I intend to use my Fellowship to examine the role of perceived risk in guiding firewood collection and rural migration decisions by rural residents. Risk perception is the way that people judge potential threats to themselves or their livelihoods, and risk perception frameworks evaluate how potential threats and possible rewards guide decision-making. I will examine how perceived risk of rural residents to HEC guides firewood collection, migration decisions, and government support for local communities. My working hypotheses are 1) If women collect firewood more frequently than men, rural residents will perceive women to have higher risk from HEC and women will be more likely to employ collective, group-based HEC risk mitigation strategies; 2) If people living in unincorporated settlements encounter more elephants during firewood collection and perceive this as negative, they will be more likely to permanently migrate from unincorporated settlements to the village; and 3) If government officials and rural residents perceive HEC risk to residents differently then this will have negative consequences to rural livelihoods.

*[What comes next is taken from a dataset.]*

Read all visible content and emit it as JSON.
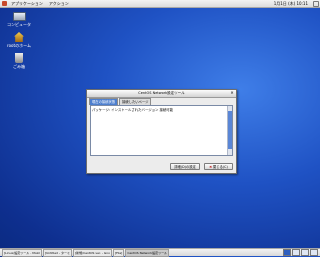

Understanding rural residents’ perceived risk of elephants will show how resource management and migration decisions are made in the wildlife-rich landscape of the Okavango Delta. In using risk perception as my main framework, I will contribute to HEC research with insights from natural hazard theories and methods that recognize people as active participants in finding solutions to HEC. Results from this study will contribute to a better understanding of migration dynamics of rural communities and will support policy development in both rural planning and sustainable natural resource use.
I developed this study during preliminary fieldwork from June through August, 2016. I identified objectives from interviews with Ecoexist team members, government employees, and community leaders and members. I will return to Botswana from August 2017 through August 2018 and use a mixed-methods, ethnographic approach in order to capture a yearly cycle of risk perception, firewood collection decisions, and human rural migration patterns. My work will focus on the village of Mogkacha and its five associated unincorporated settlements. Mogkacha is a small community of 524 ethnically diverse people who experience high levels of HEC because they are located near a historically important elephant migratory route. Mogkacha has recently transitioned from a temporary settlement to a permanent village, gaining government recognition and development support, and it demonstrates dynamic seasonal and long-term human rural migration between areas of low and high population density. I will gather data on firewood collection through mapping, direct observation, and resource measurement. In addition, I will collect risk perception and migration data through participant observation and longitudinal interviews with community members and government employees, as well as analysis of policy documents and white papers.